Danton se multipliait. A la tribune, au Champ-de-Mars, partout où il y a besoin d'un encouragement, d'une parole de flamme, il est là. Il secoue sa chevelure comme une crinière. Ses traits heurtés, sa voix tonnante, son froncement de sourcils menaçant, son geste qui s'adresse à l'ennemi, comme si l'ennemi était présent, tout en lui remue les grandes passions, les nobles sentiments, l'amour sacré de la patrie. Il répète sans cesse sa formule favorite, son cri de guerre: «De l'audace, encore de l'audace et toujours de l'audace!» Quelquefois il s'attendrit; il pleure: ce sont les larmes du lion. Placé entre la victoire et l'échafaud que lui préparent les royalistes, il ne s'occupe que de son pays.

A ces éclats d'éloquence, au bruit haletant du tocsin, aux menaces de l'étranger qui se croit déjà dans nos murs, les faubourgs répondent par un soulèvement d'indignation. On se demande si des ennemis du bien public, qui, depuis quatre ans, ont attiré sur la France la famine, des dissensions intérieures, la guerre, et qui appellent de tous leurs voeux l'invasion, on se demande, dis-je, si ces fléaux vivants méritent que de braves gens aillent exposer leur vie pour les défendre. Est-il même prudent de conserver dans la place des auxiliaires aussi dangereux lorsque l'étranger s'avance pour leur donner la main? La grande ville ne va-t-elle point être prise, comme on dit, entre deux feux, ou plutôt entre deux égorgements?

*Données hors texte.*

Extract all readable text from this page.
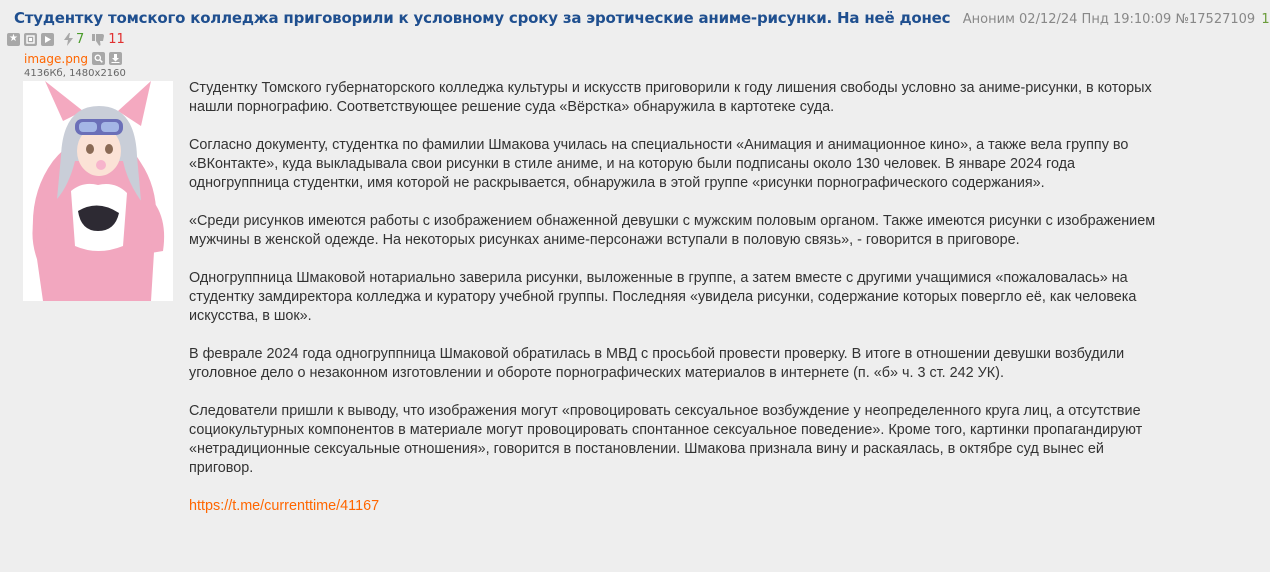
Студентку томского колледжа приговорили к условному сроку за эротические аниме-рисунки. На неё донес Аноним 02/12/24 Пнд 19:10:09 №17527109 1
★	7 11
image.png
4136Кб, 1480x2160

Студентку Томского губернаторского колледжа культуры и искусств приговорили к году лишения свободы условно за аниме-рисунки, в которых нашли порнографию. Соответствующее решение суда «Вёрстка» обнаружила в картотеке суда.

Согласно документу, студентка по фамилии Шмакова училась на специальности «Анимация и анимационное кино», а также вела группу во «ВКонтакте», куда выкладывала свои рисунки в стиле аниме, и на которую были подписаны около 130 человек. В январе 2024 года одногруппница студентки, имя которой не раскрывается, обнаружила в этой группе «рисунки порнографического содержания».

«Среди рисунков имеются работы с изображением обнаженной девушки с мужским половым органом. Также имеются рисунки с изображением мужчины в женской одежде. На некоторых рисунках аниме-персонажи вступали в половую связь», - говорится в приговоре.

Одногруппница Шмаковой нотариально заверила рисунки, выложенные в группе, а затем вместе с другими учащимися «пожаловалась» на студентку замдиректора колледжа и куратору учебной группы. Последняя «увидела рисунки, содержание которых повергло её, как человека искусства, в шок».

В феврале 2024 года одногруппница Шмаковой обратилась в МВД с просьбой провести проверку. В итоге в отношении девушки возбудили уголовное дело о незаконном изготовлении и обороте порнографических материалов в интернете (п. «б» ч. 3 ст. 242 УК).

Следователи пришли к выводу, что изображения могут «провоцировать сексуальное возбуждение у неопределенного круга лиц, а отсутствие социокультурных компонентов в материале могут провоцировать спонтанное сексуальное поведение». Кроме того, картинки пропагандируют «нетрадиционные сексуальные отношения», говорится в постановлении. Шмакова признала вину и раскаялась, в октябре суд вынес ей приговор.

https://t.me/currenttime/41167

L'exaspération fut au comble quand on apprit que les royalistes enfermés de par la loi profitaient de l'inviolabilité dont les couvraient les murs de la prison pour afficher hautement leurs espérances, se livrer à des orgies scandaleuses et appeler la fureur de l'ennemi sur leurs juges. Qui ouvrirait leurs verrous? Une main étrangère, et cette main, ils l'imploraient, ils la bénissaient.

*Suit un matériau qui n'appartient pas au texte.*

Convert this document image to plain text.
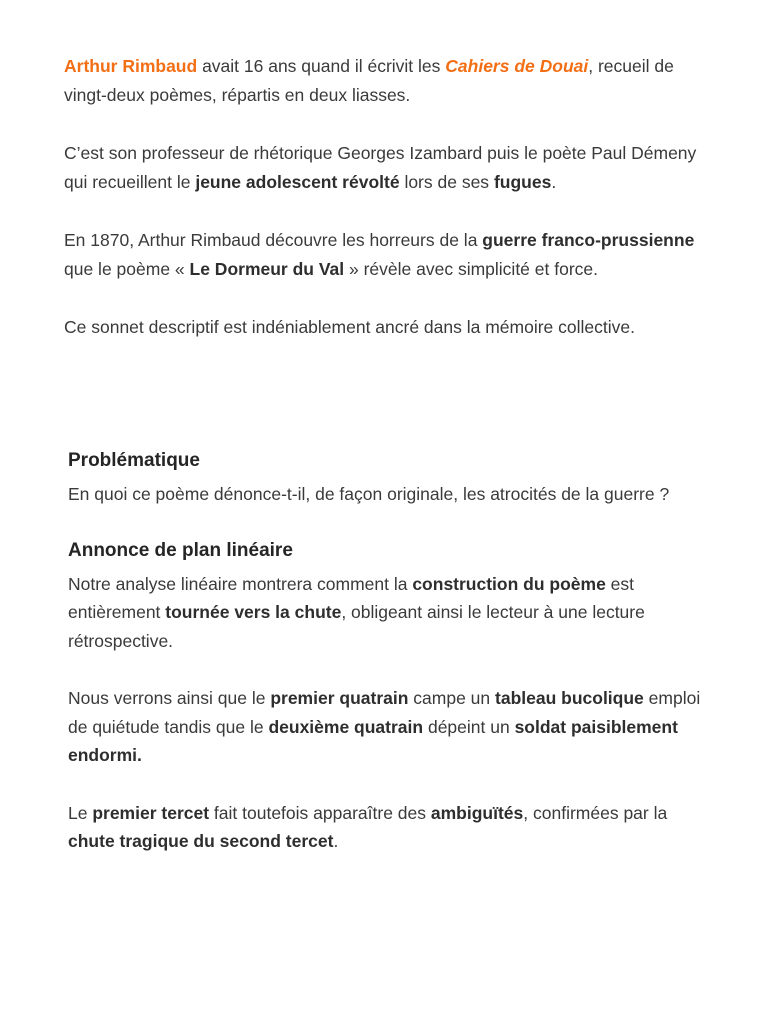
Arthur Rimbaud avait 16 ans quand il écrivit les Cahiers de Douai, recueil de vingt-deux poèmes, répartis en deux liasses.

C’est son professeur de rhétorique Georges Izambard puis le poète Paul Démeny qui recueillent le jeune adolescent révolté lors de ses fugues.

En 1870, Arthur Rimbaud découvre les horreurs de la guerre franco-prussienne que le poème « Le Dormeur du Val » révèle avec simplicité et force.

Ce sonnet descriptif est indéniablement ancré dans la mémoire collective.

Problématique

En quoi ce poème dénonce-t-il, de façon originale, les atrocités de la guerre ?

Annonce de plan linéaire

Notre analyse linéaire montrera comment la construction du poème est entièrement tournée vers la chute, obligeant ainsi le lecteur à une lecture rétrospective.

Nous verrons ainsi que le premier quatrain campe un tableau bucolique emploi de quiétude tandis que le deuxième quatrain dépeint un soldat paisiblement endormi.

Le premier tercet fait toutefois apparaître des ambiguïtés, confirmées par la chute tragique du second tercet.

On touchait évidemment à une vengeance populaire: de tels actes ne se justifient point; ils s'expliquent. C'est ce que nous avons essayé de faire.

Une des grandes lois du règne animal est la lutte pour l'existence; c'est aussi celle des sociétés. A ce besoin d'être, elles immolent sans pitié tous les obstacles. La France de 92 voulait vivre, c'était son droit; en lui disputant ce droit, on la plaçait dans l'inexorable nécessité de périr ou d'anéantir ses ennemis.